Poem -

A Tale of Love's Pain

Most would say it's unavoidable, with most i've come to agree.
I can fall deep like the ocean,
Yet i cant make her see.

She tells me how her day was, and I couldn't be more intrigued.
The thoughts that flood my mind grab my focus,
and scream.

When we talk it's like our words are the same,
I can understand her feelings, her wants and her doubts.
I can feel her pain, but I dare not go to far.

I'm not able to explain with words the whole of what I feel,
but my best friend is hurting and it pains me.
It eats at every ounce of who I am or ever could be every second of every day, and I can't let her see.

The fear sets in first, followed by a short and usually overlooked burst of confidence,
Then the fear pushes that right back out.
Why does it have to be like this?
What if I didn't have to worry that if I told her how I feel i'd lose her completely, which brings in the doubt.

Like a tornado with a drawn path, it destroys all the good, happy thoughts and hopes I have.
In my mind, in my heart and all through my soul I know I want to take care of her always, but I cant seem to move my mouth.

When do I get my chance?
Why do I set my priority to make others happy when I dont take care of myself first, or at all for that matter.
I more happy then i've ever been.
I get to see her almost everyday when she comes home and I get to cook and clean for her...make her happy and see her angelic smile as she walks through the door.

How can I risk losing the one person that makes me happy, by asking more of her?
Is it greedy, is it selfish, maybe, to want more from her?
If she knew how I felt would she admit that she has feelings too, or will she become distant to help my feelings crumble away?

I sometimes think about a future we could have together,
maybe not an ideal future for most,
but we're not most.
I am more than thankful for getting to know her,
the real her,
better yet to live with her,
to have the privilage of knowing how she lives and thinks.

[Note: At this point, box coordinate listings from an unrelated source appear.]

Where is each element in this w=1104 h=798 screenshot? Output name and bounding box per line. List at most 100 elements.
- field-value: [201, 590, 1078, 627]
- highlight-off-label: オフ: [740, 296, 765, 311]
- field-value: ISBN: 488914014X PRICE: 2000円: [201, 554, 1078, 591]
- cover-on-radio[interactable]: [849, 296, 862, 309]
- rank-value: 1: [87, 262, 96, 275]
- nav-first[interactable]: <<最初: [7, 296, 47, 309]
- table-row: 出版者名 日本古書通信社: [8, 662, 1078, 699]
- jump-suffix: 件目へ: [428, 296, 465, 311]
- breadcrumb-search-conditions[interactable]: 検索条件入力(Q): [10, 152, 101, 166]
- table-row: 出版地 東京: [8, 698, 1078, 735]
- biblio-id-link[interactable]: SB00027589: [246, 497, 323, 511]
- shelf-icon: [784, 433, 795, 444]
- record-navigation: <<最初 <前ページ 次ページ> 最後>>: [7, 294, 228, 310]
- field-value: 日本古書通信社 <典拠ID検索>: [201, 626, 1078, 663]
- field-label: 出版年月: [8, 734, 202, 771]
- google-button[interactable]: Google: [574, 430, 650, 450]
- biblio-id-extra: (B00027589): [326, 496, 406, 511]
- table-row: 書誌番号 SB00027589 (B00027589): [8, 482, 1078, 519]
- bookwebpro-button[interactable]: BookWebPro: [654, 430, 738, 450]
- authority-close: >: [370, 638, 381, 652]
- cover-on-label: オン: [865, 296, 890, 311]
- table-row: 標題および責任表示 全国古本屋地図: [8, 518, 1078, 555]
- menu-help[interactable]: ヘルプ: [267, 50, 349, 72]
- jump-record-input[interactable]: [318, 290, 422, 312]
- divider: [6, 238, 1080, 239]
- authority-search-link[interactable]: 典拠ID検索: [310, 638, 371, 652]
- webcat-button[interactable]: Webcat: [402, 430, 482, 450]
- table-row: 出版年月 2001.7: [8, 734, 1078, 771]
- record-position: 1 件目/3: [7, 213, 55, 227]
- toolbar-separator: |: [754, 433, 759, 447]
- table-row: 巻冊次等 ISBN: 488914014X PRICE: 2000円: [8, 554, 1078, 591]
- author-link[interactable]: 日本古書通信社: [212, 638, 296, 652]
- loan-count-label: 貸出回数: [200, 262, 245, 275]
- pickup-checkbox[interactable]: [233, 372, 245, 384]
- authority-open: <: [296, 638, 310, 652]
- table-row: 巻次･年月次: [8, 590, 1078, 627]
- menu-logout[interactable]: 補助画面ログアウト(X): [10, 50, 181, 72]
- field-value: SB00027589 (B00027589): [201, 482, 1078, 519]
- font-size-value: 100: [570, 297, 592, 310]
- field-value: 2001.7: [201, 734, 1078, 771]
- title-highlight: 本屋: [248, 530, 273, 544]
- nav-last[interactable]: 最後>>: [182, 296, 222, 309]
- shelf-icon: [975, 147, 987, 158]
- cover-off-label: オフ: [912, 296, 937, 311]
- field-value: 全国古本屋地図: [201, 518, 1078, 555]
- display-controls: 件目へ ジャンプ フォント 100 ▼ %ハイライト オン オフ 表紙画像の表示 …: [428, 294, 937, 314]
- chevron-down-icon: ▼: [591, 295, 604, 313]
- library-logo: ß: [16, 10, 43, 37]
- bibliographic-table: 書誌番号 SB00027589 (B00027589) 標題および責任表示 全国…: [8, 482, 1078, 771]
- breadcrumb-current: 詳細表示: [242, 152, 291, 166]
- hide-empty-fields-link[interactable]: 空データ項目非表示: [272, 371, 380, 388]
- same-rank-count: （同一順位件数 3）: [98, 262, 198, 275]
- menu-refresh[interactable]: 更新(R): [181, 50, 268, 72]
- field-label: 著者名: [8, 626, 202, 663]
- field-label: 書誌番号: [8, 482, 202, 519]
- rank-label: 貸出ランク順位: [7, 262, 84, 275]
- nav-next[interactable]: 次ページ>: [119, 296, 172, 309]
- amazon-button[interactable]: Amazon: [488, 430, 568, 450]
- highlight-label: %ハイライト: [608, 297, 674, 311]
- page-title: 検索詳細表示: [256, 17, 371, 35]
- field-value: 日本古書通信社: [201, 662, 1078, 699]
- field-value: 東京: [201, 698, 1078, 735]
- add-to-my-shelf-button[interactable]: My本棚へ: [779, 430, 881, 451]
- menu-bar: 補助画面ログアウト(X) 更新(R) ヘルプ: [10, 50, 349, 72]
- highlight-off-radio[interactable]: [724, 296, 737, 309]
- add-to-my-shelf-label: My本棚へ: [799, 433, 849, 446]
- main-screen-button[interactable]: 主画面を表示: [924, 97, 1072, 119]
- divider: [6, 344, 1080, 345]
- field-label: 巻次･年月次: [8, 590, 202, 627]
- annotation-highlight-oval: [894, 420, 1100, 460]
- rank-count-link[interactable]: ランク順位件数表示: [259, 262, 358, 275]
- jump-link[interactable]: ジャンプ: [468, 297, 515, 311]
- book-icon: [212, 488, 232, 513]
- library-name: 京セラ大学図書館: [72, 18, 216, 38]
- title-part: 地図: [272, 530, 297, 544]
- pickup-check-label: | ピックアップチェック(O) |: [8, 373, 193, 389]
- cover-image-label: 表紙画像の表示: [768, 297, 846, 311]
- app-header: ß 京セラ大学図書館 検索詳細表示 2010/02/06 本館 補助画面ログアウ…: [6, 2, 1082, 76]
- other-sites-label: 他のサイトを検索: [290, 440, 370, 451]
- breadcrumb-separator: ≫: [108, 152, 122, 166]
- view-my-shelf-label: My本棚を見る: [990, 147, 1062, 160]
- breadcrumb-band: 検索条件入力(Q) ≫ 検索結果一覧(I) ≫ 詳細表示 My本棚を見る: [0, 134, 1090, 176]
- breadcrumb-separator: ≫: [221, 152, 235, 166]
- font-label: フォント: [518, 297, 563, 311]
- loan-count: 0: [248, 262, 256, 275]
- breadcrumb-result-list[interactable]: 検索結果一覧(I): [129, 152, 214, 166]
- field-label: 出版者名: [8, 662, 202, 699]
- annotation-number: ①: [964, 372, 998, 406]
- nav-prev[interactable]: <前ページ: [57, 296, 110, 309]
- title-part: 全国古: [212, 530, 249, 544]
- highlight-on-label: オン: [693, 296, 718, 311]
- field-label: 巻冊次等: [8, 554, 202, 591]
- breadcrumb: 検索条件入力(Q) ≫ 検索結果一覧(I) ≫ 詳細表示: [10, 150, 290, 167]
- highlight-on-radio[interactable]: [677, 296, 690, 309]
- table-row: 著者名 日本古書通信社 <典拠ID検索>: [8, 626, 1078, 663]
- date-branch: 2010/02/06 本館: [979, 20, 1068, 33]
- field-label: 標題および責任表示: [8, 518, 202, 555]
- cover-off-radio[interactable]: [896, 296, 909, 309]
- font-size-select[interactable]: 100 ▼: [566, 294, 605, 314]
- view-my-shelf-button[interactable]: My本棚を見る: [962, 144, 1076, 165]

If I got the courage to ask her to be mine,
What if one day I just told her that i've fallen more in love with her than what I knew to be possible,
That i want her and nothing more.
Could I tell her the truth?
What if i'm not what she deserves?
I know i'm not, she deserves everything and more, and i'm meerly a guy that cant bring himself to say what he truly feels.

We tell each other everything,
or at least we should.
I want to tell her,
it's all I want,
She's all I want.

I know one day i'll have the courage to tell her that she is my whole world,
my heart,
mind,
and soul.
That I fell for her deep like the ocean,
and the vastness of that love,
This love i've held in for so long,
A love so strong it could be portioned out through everybody in this world and we'd see the start of a world wide peace,
That love is in me and it's all going after her relentlessly.

All I can do is hope that she feels even the smallest amount of something good back,
because there's no way that anything around me can stop this love from fueling my every need to have her, nothing ever will.